Wir wollten es kaum glauben und sind erschrocken, was öffentlich nahezu unbemerkt geschieht:
- Der Rat der Europäischen Union setzt im Kontext des Ukraine-Krieges mit innerstaatlichen Personensanktionen fundamentale Persönlichkeitsrechte und rechtsstaatliche Grundsätze außer Kraft. Den Betroffenen werden die Konten gesperrt, sie leben mit der Grundsicherung und dürfen ihr Land nicht verlassen und ihren Beruf nicht mehr ausüben. Niemand darf sie finanziell unterstützen.
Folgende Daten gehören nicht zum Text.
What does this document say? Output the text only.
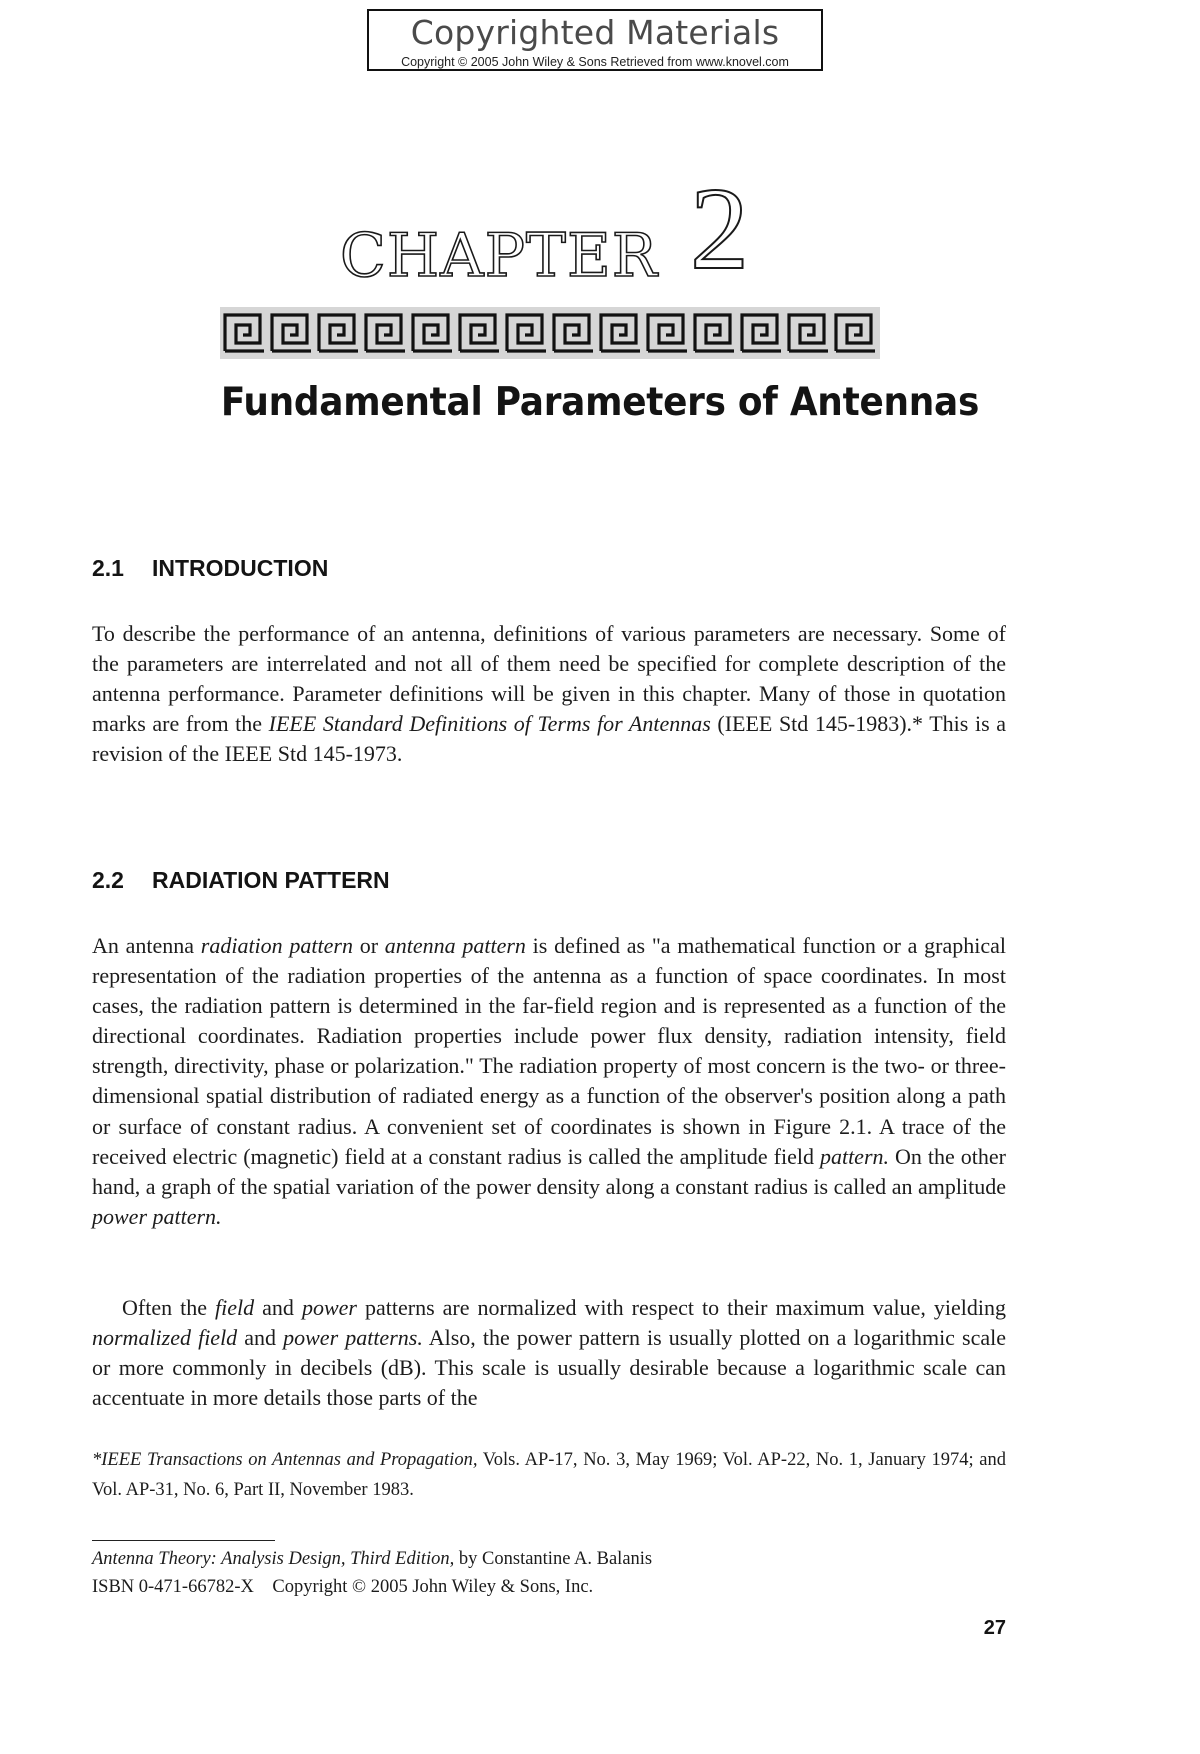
Copyrighted Materials
Copyright © 2005 John Wiley & Sons Retrieved from www.knovel.com
CHAPTER 2
Fundamental Parameters of Antennas
2.1 INTRODUCTION

To describe the performance of an antenna, definitions of various parameters are necessary. Some of the parameters are interrelated and not all of them need be specified for complete description of the antenna performance. Parameter definitions will be given in this chapter. Many of those in quotation marks are from the IEEE Standard Definitions of Terms for Antennas (IEEE Std 145-1983).* This is a revision of the IEEE Std 145-1973.

2.2 RADIATION PATTERN

An antenna radiation pattern or antenna pattern is defined as "a mathematical function or a graphical representation of the radiation properties of the antenna as a function of space coordinates. In most cases, the radiation pattern is determined in the far-field region and is represented as a function of the directional coordinates. Radiation properties include power flux density, radiation intensity, field strength, directivity, phase or polarization." The radiation property of most concern is the two- or three-dimensional spatial distribution of radiated energy as a function of the observer's position along a path or surface of constant radius. A convenient set of coordinates is shown in Figure 2.1. A trace of the received electric (magnetic) field at a constant radius is called the amplitude field pattern. On the other hand, a graph of the spatial variation of the power density along a constant radius is called an amplitude power pattern.

Often the field and power patterns are normalized with respect to their maximum value, yielding normalized field and power patterns. Also, the power pattern is usually plotted on a logarithmic scale or more commonly in decibels (dB). This scale is usually desirable because a logarithmic scale can accentuate in more details those parts of the

*IEEE Transactions on Antennas and Propagation, Vols. AP-17, No. 3, May 1969; Vol. AP-22, No. 1, January 1974; and Vol. AP-31, No. 6, Part II, November 1983.

Antenna Theory: Analysis Design, Third Edition, by Constantine A. Balanis
ISBN 0-471-66782-X    Copyright © 2005 John Wiley & Sons, Inc.

27
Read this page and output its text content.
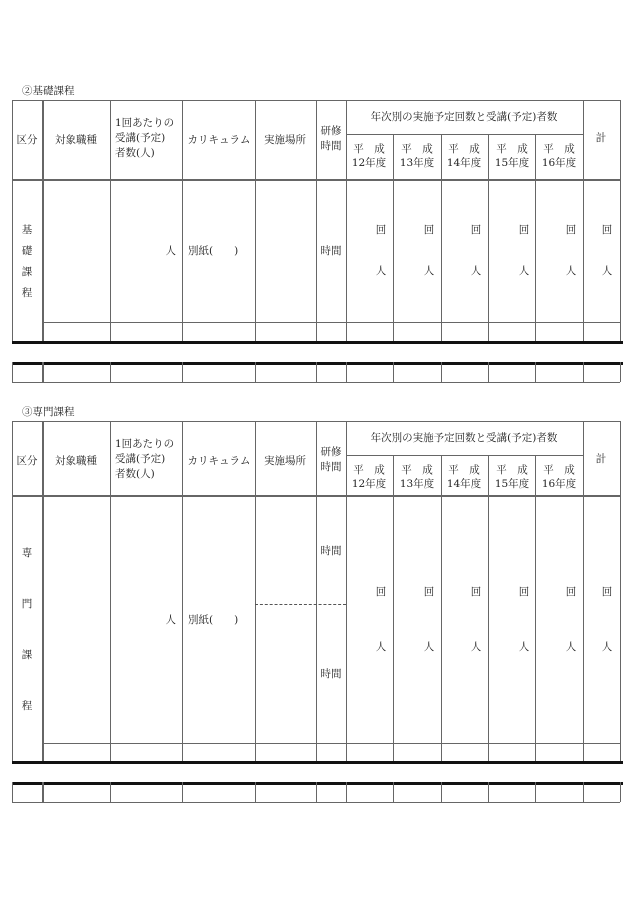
②基礎課程
区分 対象職種
1回あたりの
受講(予定)
者数(人)
カリキュラム 実施場所
研修
時間
年次別の実施予定回数と受講(予定)者数
計
平　成
12年度
平　成
13年度
平　成
14年度
平　成
15年度
平　成
16年度
基
礎
課
程
人 別紙(　　)	時間
回
人
回
人
回
人
回
人
回
人
回
人
③専門課程
区分 対象職種
1回あたりの
受講(予定)
者数(人)
カリキュラム 実施場所
研修
時間
年次別の実施予定回数と受講(予定)者数
計
平　成
12年度
平　成
13年度
平　成
14年度
平　成
15年度
平　成
16年度
専
門
課
程
人 別紙(　　)
時間
時間
回
人
回
人
回
人
回
人
回
人
回
人
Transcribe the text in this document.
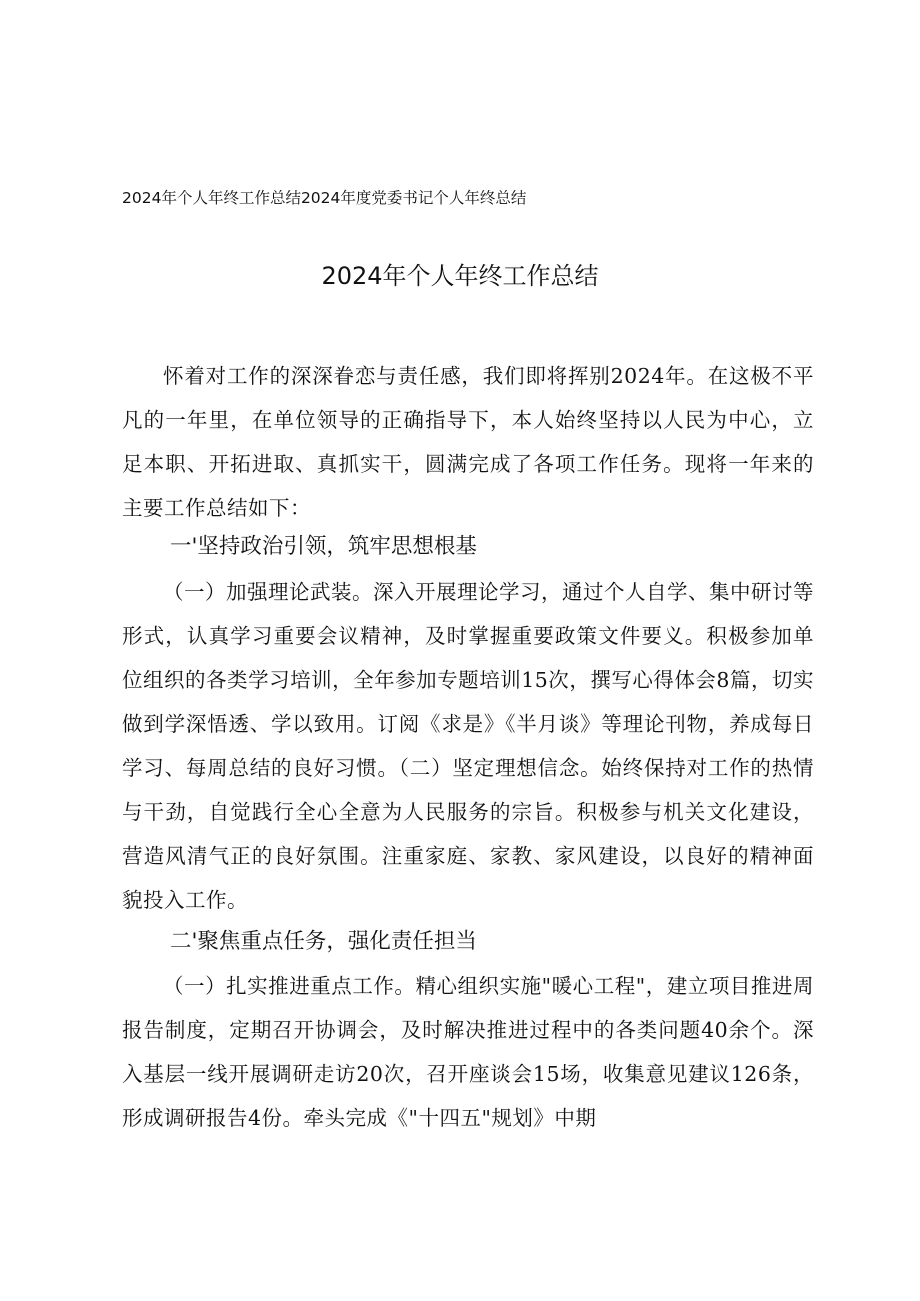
2024年个人年终工作总结2024年度党委书记个人年终总结
2024年个人年终工作总结

怀着对工作的深深眷恋与责任感，我们即将挥别2024年。在这极不平凡的一年里，在单位领导的正确指导下，本人始终坚持以人民为中心，立足本职、开拓进取、真抓实干，圆满完成了各项工作任务。现将一年来的主要工作总结如下：

一'坚持政治引领，筑牢思想根基

（一）加强理论武装。深入开展理论学习，通过个人自学、集中研讨等形式，认真学习重要会议精神，及时掌握重要政策文件要义。积极参加单位组织的各类学习培训，全年参加专题培训15次，撰写心得体会8篇，切实做到学深悟透、学以致用。订阅《求是》《半月谈》等理论刊物，养成每日学习、每周总结的良好习惯。（二）坚定理想信念。始终保持对工作的热情与干劲，自觉践行全心全意为人民服务的宗旨。积极参与机关文化建设，营造风清气正的良好氛围。注重家庭、家教、家风建设，以良好的精神面貌投入工作。

二'聚焦重点任务，强化责任担当

（一）扎实推进重点工作。精心组织实施"暖心工程"，建立项目推进周报告制度，定期召开协调会，及时解决推进过程中的各类问题40余个。深入基层一线开展调研走访20次，召开座谈会15场，收集意见建议126条，形成调研报告4份。牵头完成《"十四五"规划》中期
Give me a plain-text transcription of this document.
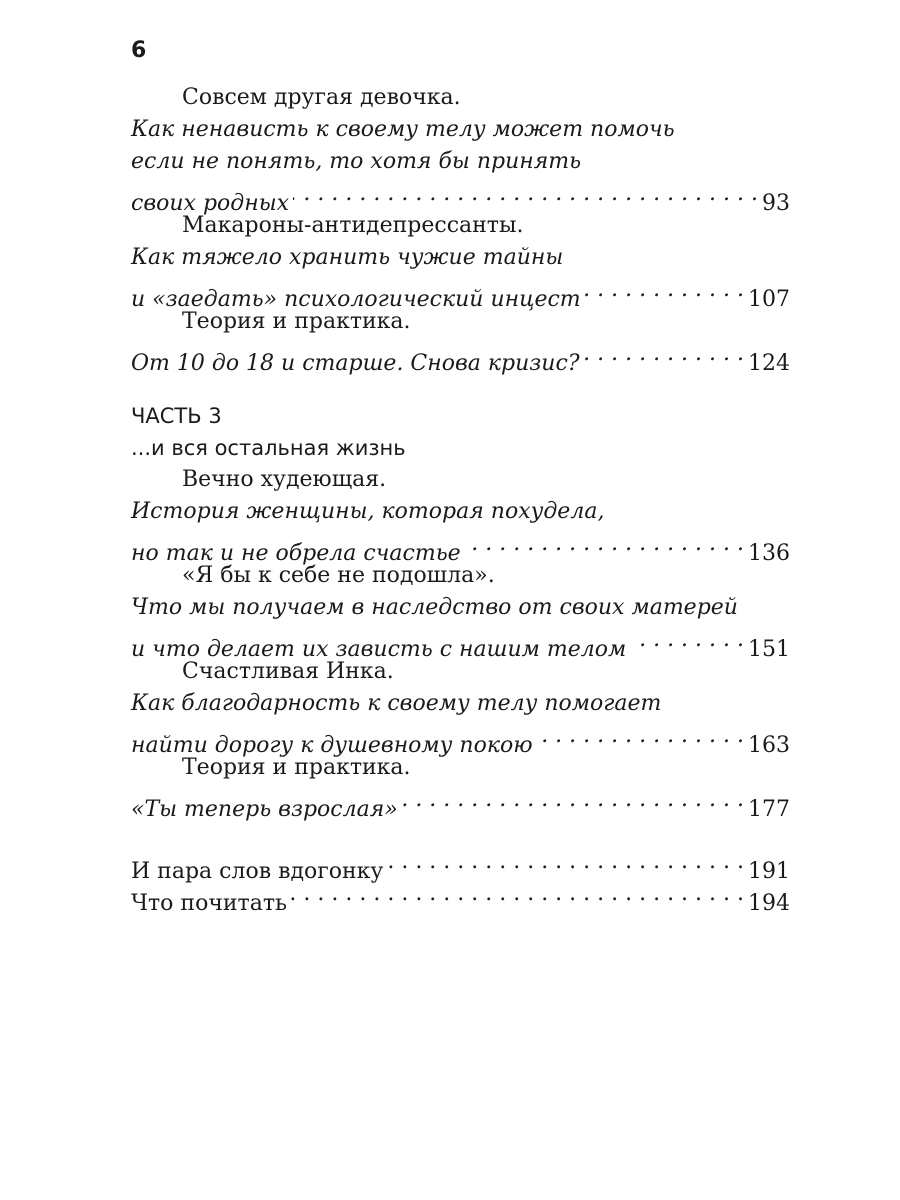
6
Совсем другая девочка.
Как ненависть к своему телу может помочь
если не понять, то хотя бы принять
своих родных . . .	93
Макароны-антидепрессанты.
Как тяжело хранить чужие тайны
и «заедать» психологический инцест . . .	107
Теория и практика.
От 10 до 18 и старше. Снова кризис? . . .	124
ЧАСТЬ 3
...и вся остальная жизнь
Вечно худеющая.
История женщины, которая похудела,
но так и не обрела счастье . . .	136
«Я бы к себе не подошла».
Что мы получаем в наследство от своих матерей
и что делает их зависть с нашим телом . . .	151
Счастливая Инка.
Как благодарность к своему телу помогает
найти дорогу к душевному покою . . .	163
Теория и практика.
«Ты теперь взрослая» . . .	177
И пара слов вдогонку . . .	191
Что почитать . . .	194
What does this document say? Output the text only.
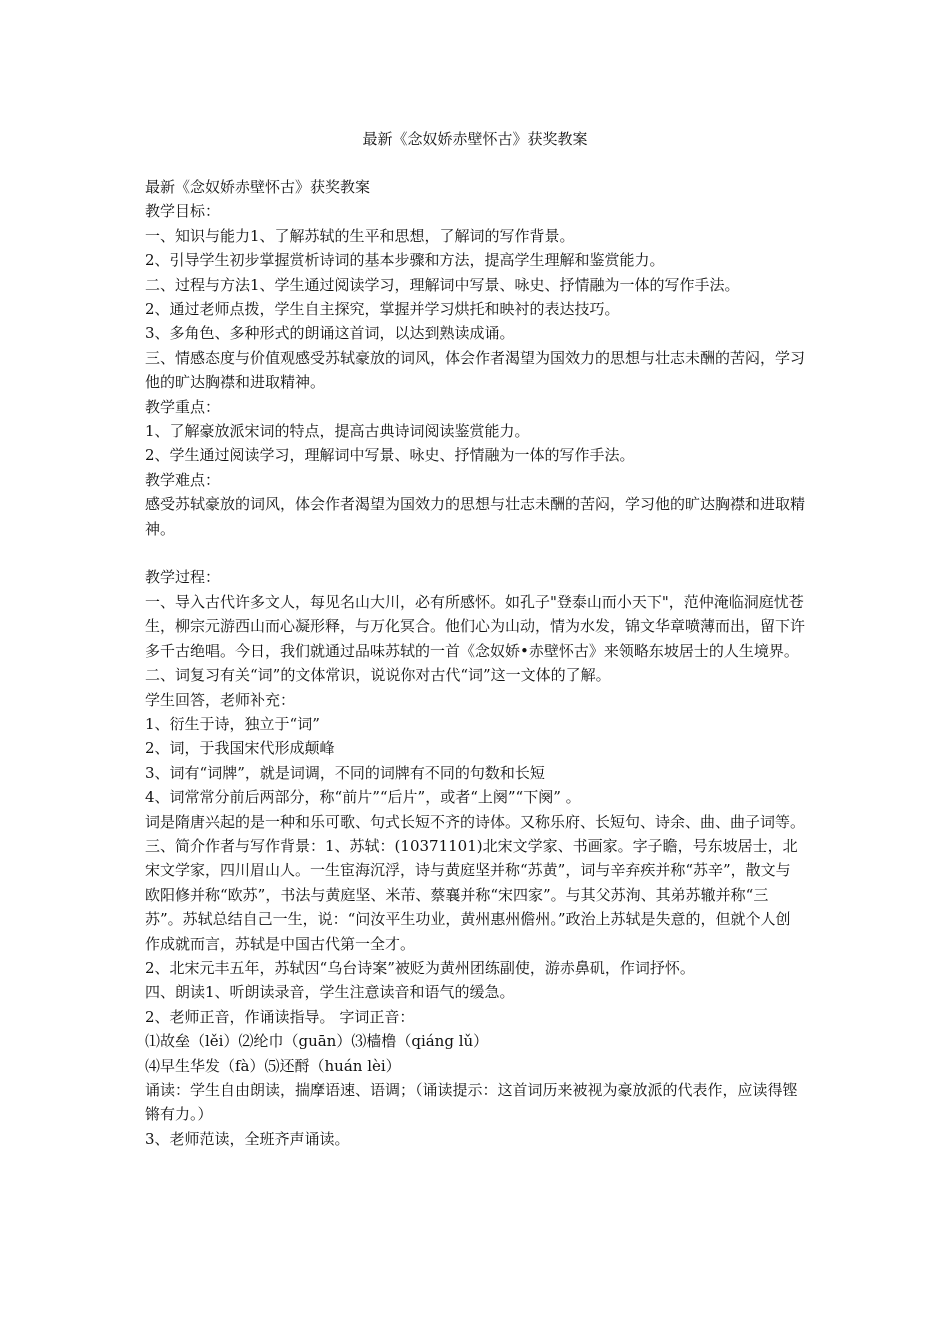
最新《念奴娇赤壁怀古》获奖教案

最新《念奴娇赤壁怀古》获奖教案

教学目标：

一、知识与能力1、了解苏轼的生平和思想，了解词的写作背景。

2、引导学生初步掌握赏析诗词的基本步骤和方法，提高学生理解和鉴赏能力。

二、过程与方法1、学生通过阅读学习，理解词中写景、咏史、抒情融为一体的写作手法。

2、通过老师点拨，学生自主探究，掌握并学习烘托和映衬的表达技巧。

3、多角色、多种形式的朗诵这首词，以达到熟读成诵。

三、情感态度与价值观感受苏轼豪放的词风，体会作者渴望为国效力的思想与壮志未酬的苦闷，学习他的旷达胸襟和进取精神。

教学重点：

1、了解豪放派宋词的特点，提高古典诗词阅读鉴赏能力。

2、学生通过阅读学习，理解词中写景、咏史、抒情融为一体的写作手法。

教学难点：

感受苏轼豪放的词风，体会作者渴望为国效力的思想与壮志未酬的苦闷，学习他的旷达胸襟和进取精神。

教学过程：

一、导入古代许多文人，每见名山大川，必有所感怀。如孔子"登泰山而小天下"，范仲淹临洞庭忧苍生，柳宗元游西山而心凝形释，与万化冥合。他们心为山动，情为水发，锦文华章喷薄而出，留下许多千古绝唱。今日，我们就通过品味苏轼的一首《念奴娇•赤壁怀古》来领略东坡居士的人生境界。

二、词复习有关“词”的文体常识，说说你对古代“词”这一文体的了解。

学生回答，老师补充：

1、衍生于诗，独立于“词”

2、词，于我国宋代形成颠峰

3、词有“词牌”，就是词调，不同的词牌有不同的句数和长短

4、词常常分前后两部分，称“前片”“后片”，或者“上阕”“下阕” 。

词是隋唐兴起的是一种和乐可歌、句式长短不齐的诗体。又称乐府、长短句、诗余、曲、曲子词等。

三、简介作者与写作背景：1、苏轼：(10371101)北宋文学家、书画家。字子瞻，号东坡居士，北宋文学家，四川眉山人。一生宦海沉浮，诗与黄庭坚并称“苏黄”，词与辛弃疾并称“苏辛”，散文与欧阳修并称“欧苏”，书法与黄庭坚、米芾、蔡襄并称“宋四家”。与其父苏洵、其弟苏辙并称“三苏”。苏轼总结自己一生，说：“问汝平生功业，黄州惠州儋州。”政治上苏轼是失意的，但就个人创作成就而言，苏轼是中国古代第一全才。

2、北宋元丰五年，苏轼因“乌台诗案”被贬为黄州团练副使，游赤鼻矶，作词抒怀。

四、朗读1、听朗读录音，学生注意读音和语气的缓急。

2、老师正音，作诵读指导。 字词正音：

⑴故垒（lěi）⑵纶巾（guān）⑶樯橹（qiáng lǔ）

⑷早生华发（fà）⑸还酹（huán lèi）

诵读：学生自由朗读，揣摩语速、语调；（诵读提示：这首词历来被视为豪放派的代表作，应读得铿锵有力。）

3、老师范读，全班齐声诵读。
- Auf der Sanktionsliste stehen etliche Medienschaffende - darunter auch drei mit deutscher Staatsbürgerschaft. Zu ihnen zählt der Berliner Journalist Hüseyin Doğru.Zu ihnen zählt der Berliner Journalist Hüseyin Doğru. Zunächst wurden auch die Konten seiner Frau (die Familie hat zwei Kinder) und seiner Mutter gesperrt.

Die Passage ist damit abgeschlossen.